Le journalisme amateur a connu sa plus importante impulsion lorsque fut inventée une presse d’imprimerie petite et peu coûteuse, en 1869, mais il est né bien avant. Ses historiens tentent depuis longtemps de déterminer sa date de naissance exacte, mais leur recherche est vaine : il est impossible de dire quand le journalisme amateur est né puisqu’il n’est pas né. Comme Topsy, il a poussé. Aucun homme, ou groupe d’individus, ne s’est jamais assis pour signer l’acte de naissance du journalisme amateur. Il a surgi de cette irrésistible ardeur que les jeunes personnes intelligentes consacrent à élargir leur vision mentale et renforcer leurs méninges. C’est une bouture qui s’est épanouie au gré d’une évolution lente et au prix d’un travail constant.
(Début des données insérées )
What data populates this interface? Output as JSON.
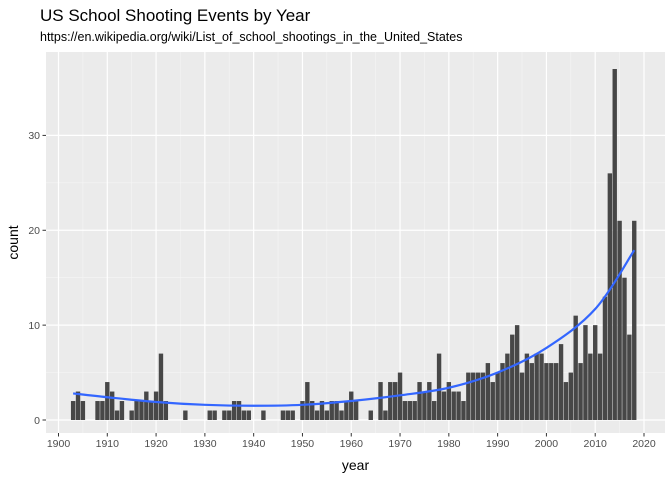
{
  "chart_data": {
    "type": "bar",
    "title": "US School Shooting Events by Year",
    "subtitle": "https://en.wikipedia.org/wiki/List_of_school_shootings_in_the_United_States",
    "xlabel": "year",
    "ylabel": "count",
    "xlim": [
      1900,
      2020
    ],
    "ylim": [
      0,
      37
    ],
    "x_ticks": [
      1900,
      1910,
      1920,
      1930,
      1940,
      1950,
      1960,
      1970,
      1980,
      1990,
      2000,
      2010,
      2020
    ],
    "y_ticks": [
      0,
      10,
      20,
      30
    ],
    "grid": true,
    "bar_color": "#474747",
    "panel_background": "#ebebeb",
    "smooth_color": "#3366ff",
    "x": [
      1903,
      1904,
      1905,
      1908,
      1909,
      1910,
      1911,
      1912,
      1913,
      1915,
      1916,
      1917,
      1918,
      1919,
      1920,
      1921,
      1922,
      1926,
      1931,
      1932,
      1934,
      1935,
      1936,
      1937,
      1938,
      1939,
      1942,
      1946,
      1947,
      1948,
      1950,
      1951,
      1952,
      1953,
      1954,
      1955,
      1956,
      1957,
      1958,
      1959,
      1960,
      1961,
      1964,
      1966,
      1967,
      1968,
      1969,
      1970,
      1971,
      1972,
      1973,
      1974,
      1975,
      1976,
      1977,
      1978,
      1979,
      1980,
      1981,
      1982,
      1983,
      1984,
      1985,
      1986,
      1987,
      1988,
      1989,
      1990,
      1991,
      1992,
      1993,
      1994,
      1995,
      1996,
      1997,
      1998,
      1999,
      2000,
      2001,
      2002,
      2003,
      2004,
      2005,
      2006,
      2007,
      2008,
      2009,
      2010,
      2011,
      2012,
      2013,
      2014,
      2015,
      2016,
      2017,
      2018
    ],
    "values": [
      2,
      3,
      2,
      2,
      2,
      4,
      3,
      1,
      2,
      1,
      2,
      2,
      3,
      2,
      3,
      7,
      2,
      1,
      1,
      1,
      1,
      1,
      2,
      2,
      1,
      1,
      1,
      1,
      1,
      1,
      2,
      4,
      2,
      1,
      2,
      1,
      2,
      2,
      1,
      2,
      3,
      2,
      1,
      4,
      1,
      4,
      4,
      5,
      2,
      2,
      2,
      4,
      3,
      4,
      2,
      7,
      3,
      4,
      3,
      3,
      2,
      5,
      5,
      5,
      5,
      6,
      4,
      5,
      6,
      7,
      9,
      10,
      5,
      7,
      6,
      7,
      7,
      6,
      6,
      6,
      8,
      4,
      5,
      11,
      6,
      10,
      7,
      10,
      7,
      13,
      26,
      37,
      21,
      15,
      9,
      21
    ],
    "smooth": {
      "x": [
        1903,
        1910,
        1920,
        1930,
        1940,
        1950,
        1960,
        1970,
        1980,
        1990,
        2000,
        2010,
        2018
      ],
      "y": [
        2.8,
        2.4,
        1.9,
        1.6,
        1.5,
        1.6,
        2.0,
        2.6,
        3.4,
        5.0,
        7.6,
        11.7,
        17.9
      ]
    }
  }
}
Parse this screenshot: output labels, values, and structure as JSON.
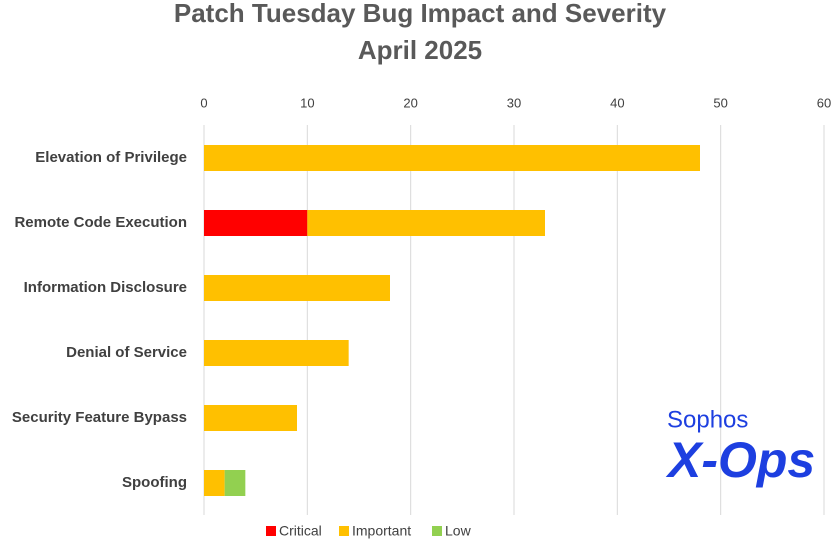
{
  "chart_data": {
    "type": "stacked-bar-horizontal",
    "title": "Patch Tuesday Bug Impact and Severity",
    "subtitle": "April 2025",
    "categories": [
      "Elevation of Privilege",
      "Remote Code Execution",
      "Information Disclosure",
      "Denial of Service",
      "Security Feature Bypass",
      "Spoofing"
    ],
    "series": [
      {
        "name": "Critical",
        "color": "#ff0000",
        "values": [
          null,
          10,
          null,
          null,
          null,
          null
        ]
      },
      {
        "name": "Important",
        "color": "#ffc000",
        "values": [
          48,
          23,
          18,
          14,
          9,
          2
        ]
      },
      {
        "name": "Low",
        "color": "#92d050",
        "values": [
          null,
          null,
          null,
          null,
          null,
          2
        ]
      }
    ],
    "xlim": [
      0,
      60
    ],
    "xticks": [
      0,
      10,
      20,
      30,
      40,
      50,
      60
    ],
    "grid": true,
    "legend": "bottom",
    "logo": {
      "line1": "Sophos",
      "line2": "X-Ops",
      "color": "#1d3fe0"
    }
  }
}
Ce n’est pas la futile écume d’un enthousiasme oisif, vomie pour satisfaire un orgueil éphémère, mais le fruit d’un besoin qui se niche dans les jeunes esprits.
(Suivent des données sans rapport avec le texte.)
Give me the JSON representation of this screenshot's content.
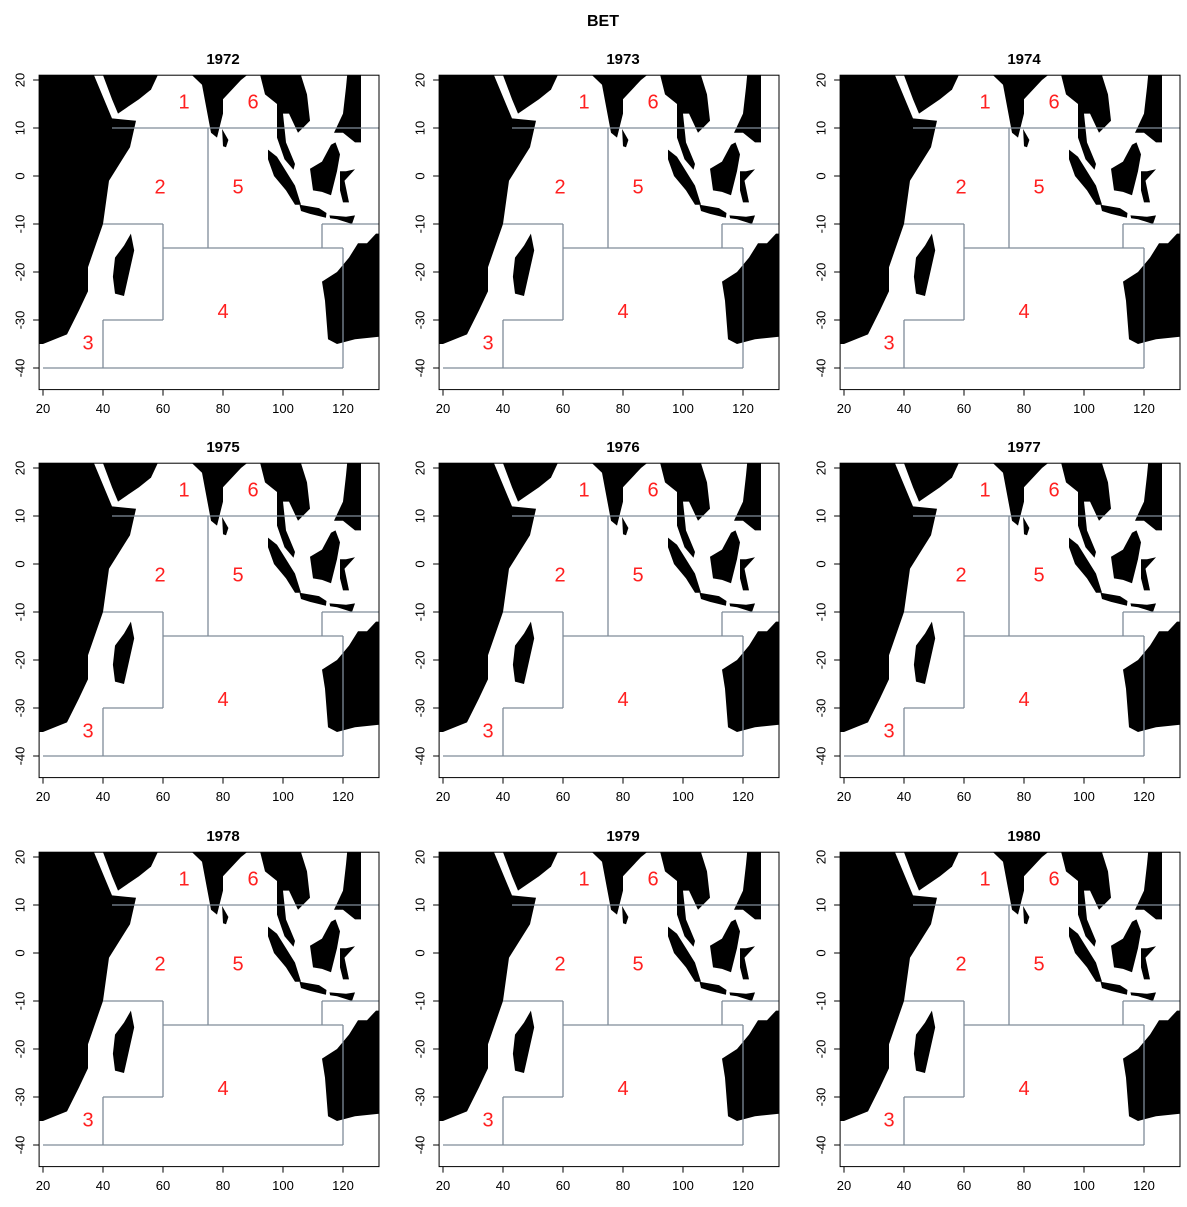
{
  "title": "BET",
  "panels": [
    {
      "title": "1972"
    },
    {
      "title": "1973"
    },
    {
      "title": "1974"
    },
    {
      "title": "1975"
    },
    {
      "title": "1976"
    },
    {
      "title": "1977"
    },
    {
      "title": "1978"
    },
    {
      "title": "1979"
    },
    {
      "title": "1980"
    }
  ],
  "xticks": [
    20,
    40,
    60,
    80,
    100,
    120
  ],
  "yticks": [
    20,
    10,
    0,
    -10,
    -20,
    -30,
    -40
  ],
  "regions": [
    "1",
    "2",
    "3",
    "4",
    "5",
    "6"
  ]
}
« Le journalisme amateur est une école de formation qui sollicite les plus belles aptitudes de l’esprit en croissance, dégrossit la pensée et l’expression, cultive le goût des belles lettres, accueille avec bienveillance l’excellence ou ce qui en indique le potentiel, et où l’enthousiasme et l’émulation sont universels, estime Edward A. Grozier, éditeur et propriétaire de l’estimé Post de Boston. C’est la meilleure des écoles pour la formation aux métiers de la presse. » Le paragraphe suivant est extrait de l’Inland Printer : « Certains hommes de presse expérimentés assurent que, parmi les nombreuses écoles de journalisme, c’est le journalisme amateur qui prodigue l’enseignement le plus pratique. Ces rédacteurs en herbe sont de féroces critiques et la honte contraint les plus insouciants à faire de leur mieux. Ceux qui s’y sont engagés par lubie ou pour suivre quelque mode sont prestement reconduits. Une remarque qui porterait à peine si elle était prononcée par un père ou un mentor fait l’effet d’un dard lorsqu’elle émane d’un gamin du même âge. C’est par cet aspect que le journalisme amateur est si précieux. »
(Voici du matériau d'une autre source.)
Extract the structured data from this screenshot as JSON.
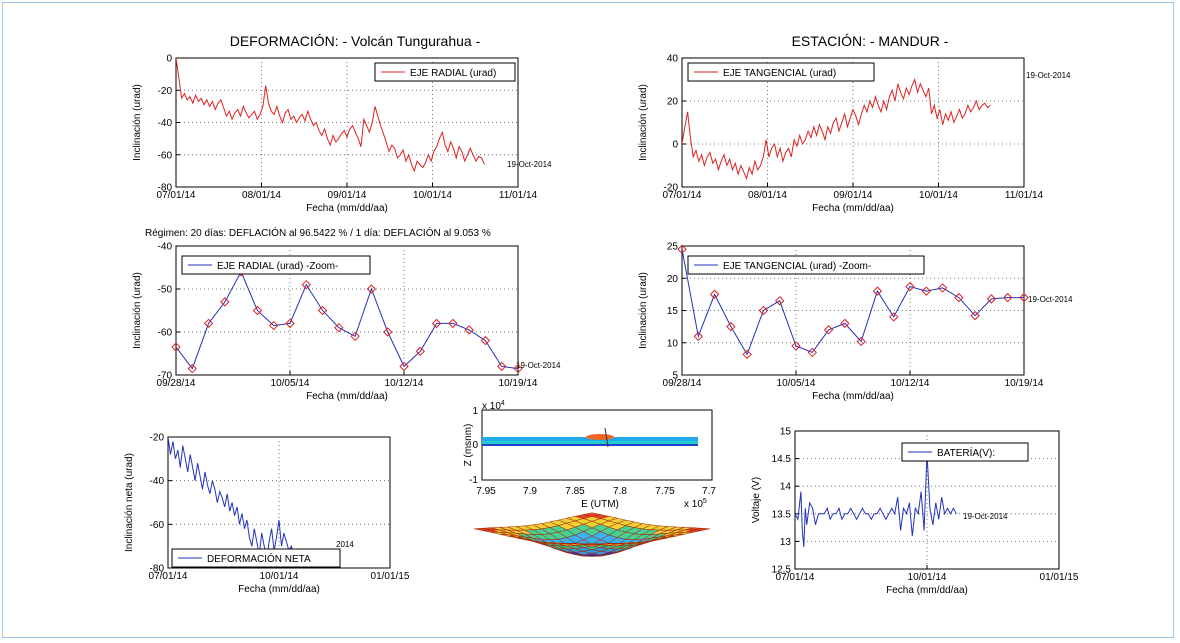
{
  "header": {
    "left_title": "DEFORMACIÓN: - Volcán Tungurahua -",
    "right_title": "ESTACIÓN: - MANDUR -"
  },
  "regimen_text": "Régimen: 20 días: DEFLACIÓN al 96.5422 % / 1 día: DEFLACIÓN al 9.053 %",
  "colors": {
    "red": "#dd2222",
    "blue": "#2233bb",
    "frame": "#9ec5e8"
  },
  "chart_data": [
    {
      "id": "radial",
      "type": "line",
      "xlabel": "Fecha (mm/dd/aa)",
      "ylabel": "Inclinación (urad)",
      "x_ticks": [
        "07/01/14",
        "08/01/14",
        "09/01/14",
        "10/01/14",
        "11/01/14"
      ],
      "y_ticks": [
        "0",
        "-20",
        "-40",
        "-60",
        "-80"
      ],
      "ylim": [
        -80,
        0
      ],
      "grid": true,
      "legend": "top-right",
      "annotation": "19-Oct-2014",
      "series": [
        {
          "name": "EJE RADIAL (urad)",
          "color": "red",
          "x": [
            0,
            1,
            2,
            3,
            4,
            5,
            6,
            7,
            8,
            9,
            10,
            11,
            12,
            13,
            14,
            15,
            16,
            17,
            18,
            19,
            20,
            21,
            22,
            23,
            24,
            25,
            26,
            27,
            28,
            29,
            30,
            31,
            32,
            33,
            34,
            35,
            36,
            37,
            38,
            39,
            40,
            41,
            42,
            43,
            44,
            45,
            46,
            47,
            48,
            49,
            50,
            51,
            52,
            53,
            54,
            55,
            56,
            57,
            58,
            59,
            60,
            61,
            62,
            63,
            64,
            65,
            66,
            67,
            68,
            69,
            70,
            71,
            72,
            73,
            74,
            75,
            76,
            77,
            78,
            79,
            80,
            81,
            82,
            83,
            84,
            85,
            86,
            87,
            88,
            89,
            90,
            91,
            92,
            93,
            94,
            95,
            96,
            97,
            98,
            99,
            100,
            101,
            102,
            103,
            104,
            105,
            106,
            107,
            108,
            109,
            110
          ],
          "values": [
            0,
            -12,
            -25,
            -22,
            -26,
            -24,
            -28,
            -23,
            -27,
            -25,
            -29,
            -26,
            -30,
            -27,
            -32,
            -28,
            -26,
            -31,
            -36,
            -33,
            -38,
            -34,
            -32,
            -36,
            -30,
            -34,
            -37,
            -35,
            -33,
            -38,
            -35,
            -30,
            -17,
            -28,
            -33,
            -35,
            -30,
            -36,
            -40,
            -34,
            -32,
            -38,
            -36,
            -40,
            -37,
            -35,
            -39,
            -33,
            -38,
            -42,
            -40,
            -45,
            -48,
            -44,
            -50,
            -54,
            -48,
            -52,
            -50,
            -47,
            -45,
            -49,
            -44,
            -42,
            -46,
            -50,
            -55,
            -38,
            -42,
            -46,
            -40,
            -30,
            -36,
            -42,
            -47,
            -52,
            -58,
            -54,
            -56,
            -62,
            -60,
            -57,
            -64,
            -60,
            -66,
            -70,
            -64,
            -66,
            -68,
            -65,
            -60,
            -64,
            -58,
            -55,
            -50,
            -46,
            -54,
            -58,
            -52,
            -56,
            -62,
            -55,
            -58,
            -64,
            -60,
            -56,
            -60,
            -64,
            -61,
            -62,
            -66
          ]
        }
      ]
    },
    {
      "id": "tangencial",
      "type": "line",
      "xlabel": "Fecha (mm/dd/aa)",
      "ylabel": "Inclinación (urad)",
      "x_ticks": [
        "07/01/14",
        "08/01/14",
        "09/01/14",
        "10/01/14",
        "11/01/14"
      ],
      "y_ticks": [
        "40",
        "20",
        "0",
        "-20"
      ],
      "ylim": [
        -20,
        40
      ],
      "grid": true,
      "legend": "top-left",
      "annotation": "19-Oct-2014",
      "series": [
        {
          "name": "EJE TANGENCIAL (urad)",
          "color": "red",
          "x": [
            0,
            1,
            2,
            3,
            4,
            5,
            6,
            7,
            8,
            9,
            10,
            11,
            12,
            13,
            14,
            15,
            16,
            17,
            18,
            19,
            20,
            21,
            22,
            23,
            24,
            25,
            26,
            27,
            28,
            29,
            30,
            31,
            32,
            33,
            34,
            35,
            36,
            37,
            38,
            39,
            40,
            41,
            42,
            43,
            44,
            45,
            46,
            47,
            48,
            49,
            50,
            51,
            52,
            53,
            54,
            55,
            56,
            57,
            58,
            59,
            60,
            61,
            62,
            63,
            64,
            65,
            66,
            67,
            68,
            69,
            70,
            71,
            72,
            73,
            74,
            75,
            76,
            77,
            78,
            79,
            80,
            81,
            82,
            83,
            84,
            85,
            86,
            87,
            88,
            89,
            90,
            91,
            92,
            93,
            94,
            95,
            96,
            97,
            98,
            99,
            100,
            101,
            102,
            103,
            104,
            105,
            106,
            107,
            108,
            109,
            110
          ],
          "values": [
            0,
            8,
            15,
            3,
            -6,
            -3,
            -8,
            -5,
            -10,
            -6,
            -4,
            -9,
            -7,
            -12,
            -8,
            -5,
            -10,
            -7,
            -12,
            -9,
            -14,
            -10,
            -13,
            -16,
            -11,
            -14,
            -8,
            -12,
            -10,
            -6,
            2,
            -6,
            -2,
            0,
            -6,
            -2,
            -8,
            -4,
            -2,
            -6,
            2,
            -1,
            4,
            0,
            2,
            6,
            3,
            8,
            4,
            9,
            6,
            2,
            8,
            5,
            10,
            12,
            6,
            10,
            14,
            8,
            12,
            16,
            13,
            9,
            14,
            18,
            15,
            20,
            17,
            22,
            18,
            15,
            20,
            16,
            22,
            25,
            20,
            28,
            24,
            21,
            26,
            23,
            27,
            30,
            24,
            28,
            25,
            22,
            26,
            14,
            18,
            12,
            16,
            9,
            14,
            11,
            15,
            10,
            13,
            16,
            12,
            14,
            18,
            15,
            17,
            20,
            16,
            18,
            19,
            17,
            18
          ]
        }
      ]
    },
    {
      "id": "radial_zoom",
      "type": "line",
      "xlabel": "Fecha (mm/dd/aa)",
      "ylabel": "Inclinación (urad)",
      "x_ticks": [
        "09/28/14",
        "10/05/14",
        "10/12/14",
        "10/19/14"
      ],
      "y_ticks": [
        "-40",
        "-50",
        "-60",
        "-70"
      ],
      "ylim": [
        -70,
        -40
      ],
      "grid": true,
      "legend": "top-left",
      "annotation": "19-Oct-2014",
      "series": [
        {
          "name": "EJE RADIAL (urad) -Zoom-",
          "color": "blue",
          "x": [
            0,
            1,
            2,
            3,
            4,
            5,
            6,
            7,
            8,
            9,
            10,
            11,
            12,
            13,
            14,
            15,
            16,
            17,
            18,
            19,
            20,
            21
          ],
          "values": [
            -63.5,
            -68.5,
            -58,
            -53,
            -46,
            -55,
            -58.5,
            -58,
            -49,
            -55,
            -59,
            -61,
            -50,
            -60,
            -68,
            -64.5,
            -58,
            -58,
            -59.5,
            -62,
            -68,
            -68.5
          ]
        }
      ]
    },
    {
      "id": "tangencial_zoom",
      "type": "line",
      "xlabel": "Fecha (mm/dd/aa)",
      "ylabel": "Inclinación (urad)",
      "x_ticks": [
        "09/28/14",
        "10/05/14",
        "10/12/14",
        "10/19/14"
      ],
      "y_ticks": [
        "25",
        "20",
        "15",
        "10",
        "5"
      ],
      "ylim": [
        5,
        25
      ],
      "grid": true,
      "legend": "top-left",
      "annotation": "19-Oct-2014",
      "series": [
        {
          "name": "EJE TANGENCIAL (urad) -Zoom-",
          "color": "blue",
          "x": [
            0,
            1,
            2,
            3,
            4,
            5,
            6,
            7,
            8,
            9,
            10,
            11,
            12,
            13,
            14,
            15,
            16,
            17,
            18,
            19,
            20,
            21
          ],
          "values": [
            24.5,
            11,
            17.5,
            12.5,
            8.2,
            15,
            16.5,
            9.5,
            8.5,
            12,
            13,
            10.2,
            18,
            14,
            18.7,
            18,
            18.5,
            17,
            14.2,
            16.8,
            17,
            17
          ]
        }
      ]
    },
    {
      "id": "neta",
      "type": "line",
      "xlabel": "Fecha (mm/dd/aa)",
      "ylabel": "Inclinación neta (urad)",
      "x_ticks": [
        "07/01/14",
        "10/01/14",
        "01/01/15"
      ],
      "y_ticks": [
        "-20",
        "-40",
        "-60",
        "-80"
      ],
      "ylim": [
        -80,
        -20
      ],
      "grid": true,
      "legend": "bottom-right",
      "annotation": "2014",
      "series": [
        {
          "name": "DEFORMACIÓN NETA",
          "color": "blue",
          "x": [
            0,
            2,
            4,
            6,
            8,
            10,
            12,
            14,
            16,
            18,
            20,
            22,
            24,
            26,
            28,
            30,
            32,
            34,
            36,
            38,
            40,
            42,
            44,
            46,
            48,
            50,
            52,
            54,
            56,
            58,
            60,
            62,
            64,
            66,
            68,
            70,
            72,
            74,
            76,
            78,
            80,
            82,
            84,
            86,
            88,
            90,
            92,
            94,
            96,
            98,
            100,
            102,
            104,
            106,
            108,
            110
          ],
          "values": [
            -20,
            -28,
            -22,
            -30,
            -26,
            -34,
            -24,
            -30,
            -36,
            -28,
            -34,
            -40,
            -32,
            -38,
            -44,
            -36,
            -42,
            -46,
            -40,
            -44,
            -50,
            -45,
            -48,
            -52,
            -46,
            -54,
            -50,
            -56,
            -52,
            -60,
            -55,
            -62,
            -58,
            -66,
            -70,
            -62,
            -68,
            -74,
            -64,
            -70,
            -76,
            -68,
            -62,
            -72,
            -66,
            -58,
            -70,
            -64,
            -68,
            -72,
            -70,
            -74,
            -72,
            -76,
            -74,
            -75
          ]
        }
      ]
    },
    {
      "id": "bateria",
      "type": "line",
      "xlabel": "Fecha (mm/dd/aa)",
      "ylabel": "Voltaje (V)",
      "x_ticks": [
        "07/01/14",
        "10/01/14",
        "01/01/15"
      ],
      "y_ticks": [
        "15",
        "14.5",
        "14",
        "13.5",
        "13",
        "12.5"
      ],
      "ylim": [
        12.5,
        15
      ],
      "grid": true,
      "legend": "top-right",
      "annotation": "19-Oct-2014",
      "series": [
        {
          "name": "BATERÍA(V):",
          "color": "blue",
          "x": [
            0,
            2,
            4,
            5,
            6,
            7,
            8,
            9,
            10,
            12,
            14,
            16,
            18,
            20,
            22,
            24,
            26,
            28,
            30,
            32,
            34,
            36,
            38,
            40,
            42,
            44,
            46,
            48,
            50,
            52,
            54,
            56,
            58,
            60,
            62,
            64,
            66,
            68,
            70,
            72,
            74,
            76,
            78,
            80,
            82,
            84,
            86,
            88,
            90,
            92,
            94,
            96,
            98,
            100,
            102,
            104,
            106,
            108,
            110
          ],
          "values": [
            13.5,
            13.4,
            13.9,
            13.2,
            12.9,
            13.6,
            13.3,
            13.5,
            13.7,
            13.6,
            13.3,
            13.5,
            13.5,
            13.5,
            13.6,
            13.4,
            13.5,
            13.5,
            13.6,
            13.4,
            13.5,
            13.5,
            13.6,
            13.5,
            13.4,
            13.5,
            13.6,
            13.5,
            13.5,
            13.4,
            13.5,
            13.5,
            13.6,
            13.5,
            13.4,
            13.5,
            13.6,
            13.5,
            13.8,
            13.2,
            13.6,
            13.5,
            13.7,
            13.1,
            13.6,
            13.5,
            13.9,
            13.2,
            14.6,
            13.6,
            13.3,
            13.7,
            13.4,
            13.8,
            13.5,
            13.6,
            13.5,
            13.6,
            13.5
          ]
        }
      ]
    }
  ],
  "model3d": {
    "ylabel": "Z (msnm)",
    "xlabel": "E (UTM)",
    "exp_top": "x 10",
    "exp_top_sup": "4",
    "exp_right": "x 10",
    "exp_right_sup": "5",
    "y_ticks": [
      "1",
      "0",
      "-1"
    ],
    "x_ticks": [
      "7.95",
      "7.9",
      "7.85",
      "7.8",
      "7.75",
      "7.7"
    ]
  }
}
Charlotte Porter, éditrice du magazine Poet Lore et de la « première édition in-folio » de Shakespeare en quarante volumes, estime quant à elle : « Le monde sait déjà, même s’il peine parfois à le voir et à l’admettre, combien ces associations sont propices à l’épanouissement des influences littéraires et spirituelles indépendamment de leur valeur commerciale. Les associations comme celle des journalistes amateurs semblent liées aux tendances démocratiques et je veux croire qu’elles pourraient être de salubrité publique à l’échelle du monde. »
L’avis de l’éminent auteur et historien James Parton contraste avec ces opinions flatteuses. Lorsqu’en 1883 Willard O. Wylie, alors président de l’Association nationale des Journalistes amateurs, le sollicita pour siéger comme juge d’un concours littéraire annuel, M. Paton déclina, avec cet argument : « Vous me rendez justice en disant que je me soucie de l’éducation des jeunes, et c’est justement en raison de cet intérêt que je vous demande d’agréer mon refus de comparer les mérites des essais présentés. J’ai la conviction profonde que nous écrivons tous trop et que nous faisons trop grand cas de l’écriture. L’énergie mentale dépensée pour fabriquer un de ces journaux amateurs suffirait à générer des progrès majeurs dans l’acquisition d’une science ou d’une langue. Je ne peux m’empêcher de penser que la force mentale consumée par des publications semblables à celle que vous m’avez envoyée est pis que gâchée. »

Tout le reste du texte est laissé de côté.